The work carried out in the first year across eight working packages has focused on developing a theoretical framework and collecting primary data as well as assessing and harmonizing existing data.

The team of six partners worked on the development of project's theoretical framework in the first months of the project. Their report is available on https://pushbacklash.eu/dissemination.

The team from WP2, comprised of five partners, has developed a survey questionnaire that addresses the formation and correlates of anti-feminist, misogynistic, and anti-gender equality, and anti-democratic attitudes as well as finalized the focus groups guidelines to understand how the public thinks of democracy, gender equality, and feminism. Additionally, the team downloaded 24 waves of the relevant survey questionnaires from ESS, EVS, ISSP, and EB and assessed which theories can be tested, using existing survey items, as well as began survey data harmonization.

The team in WP3, consisting of six partners, has retrieved the data from parties, legislatures, and the judiciary agendas in 10 countries spanning 12 years and is now in the process of manually coding these agendas and running reliability tests to map attention to anti-gender equality issues across space and time.

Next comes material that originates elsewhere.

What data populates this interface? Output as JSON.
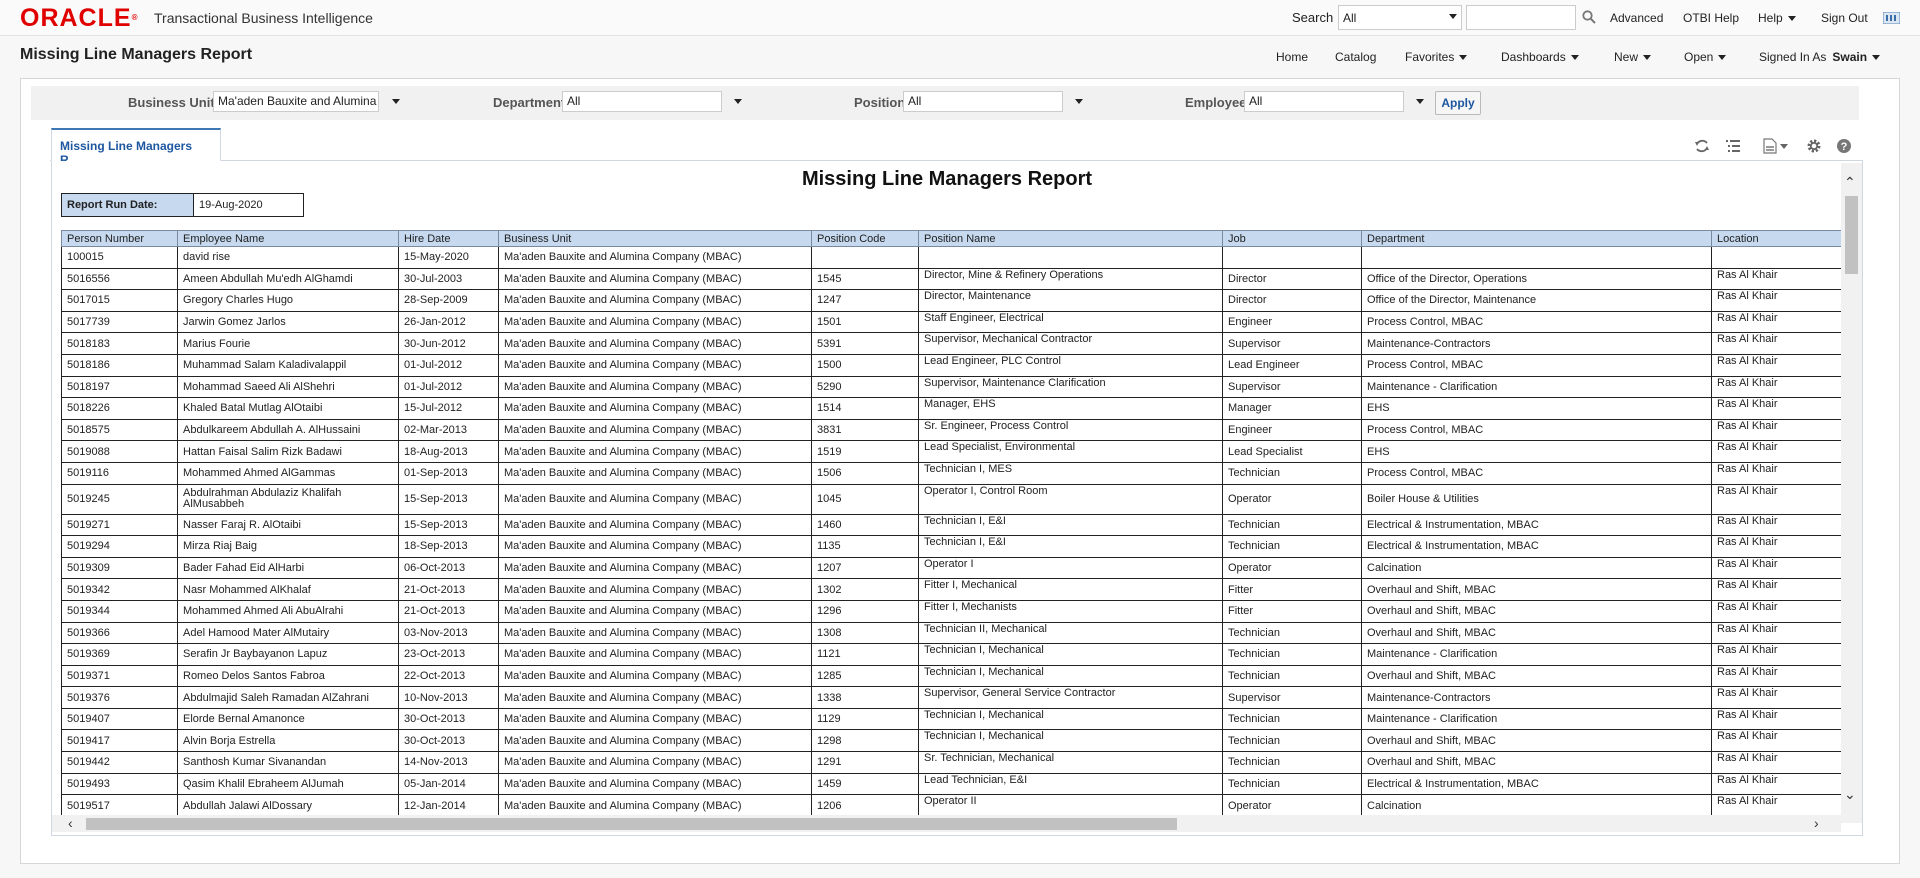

The lead team in WP4 with support from the partners identified prominent pro and anti-gender equality actors in the EU and UK and then scraped their X accounts, producing the dataset with 60,000 observations, which was deposited at GESIS. The partners also supported the University of Amsterdam, who leads this work package, with the manual coding of X observations.

The team in WP5 have also assessed measures of intersectionality in existing questionnaires collected by WP2.

WP7 researched strategies to counteract anti-gender backlash. Their results can be found in the preliminary report on https://pushbacklash.eu/dissemination.

WP8 team ran a pilot study in Austria to examine whether public discourse in policy debate, public documents, and media that discussed Covid-19 policies of lockdowns and school closures in 2020 and 2021 was gendered and whether it reinforced traditional gender roles as well as collected relevant secondary data on Covid-19 and assessed whether and how these data can be used to study the gendered impact of the pandemic. Existing data was used to conduct in-depth analysis of the gendered impact of the pandemic in Austria and Italy. First results were reported in the policy brief that can be found on https://pushbacklash.eu/dissemination.
Preliminary findings from the research include:

1) EU citizens’ attitudes towards women in positions of power and responsibility have improved since 2009. However, about 1/3 of EU citizens would not feel comfortable with an LGBTQI+ person in the highest position of power.
2) Gender norms remain a factor behind the gender gap in political involvement in EU-27 Member States and the UK.
3) An in-depth analysis of Austrian longitudinal survey data revealed a re-traditionalization of women’s gender role attitudes due to Covid-19 pandemic policies in Austria.
4) An in-depth analysis of Italian longitudinal survey data revealed that Covid-19 policies moderated changes in trust in political institutions and risk preferences of employed mothers in Italy.
5) An in-depth analysis of family policies in Hungary revealed their discriminatory character.
6) Preliminary results from the analysis of X (formerly Twitter) data show variation in anti-gender equality actors’ positions on gender issues, the topics they engage with, and the strategies they use. These preliminary findings suggest that it appears that there is no “monolithic” anti-gender equality movement on social media platform X.
7) Multiple context-specific strategies to counteract anti-gender discourses have emerged in EU-27 Member States and the UK, illustrating the need to tailor approaches to the unique challenges and opportunities in each country, with the EU serving as a model and a champion of change in the field of gender equality.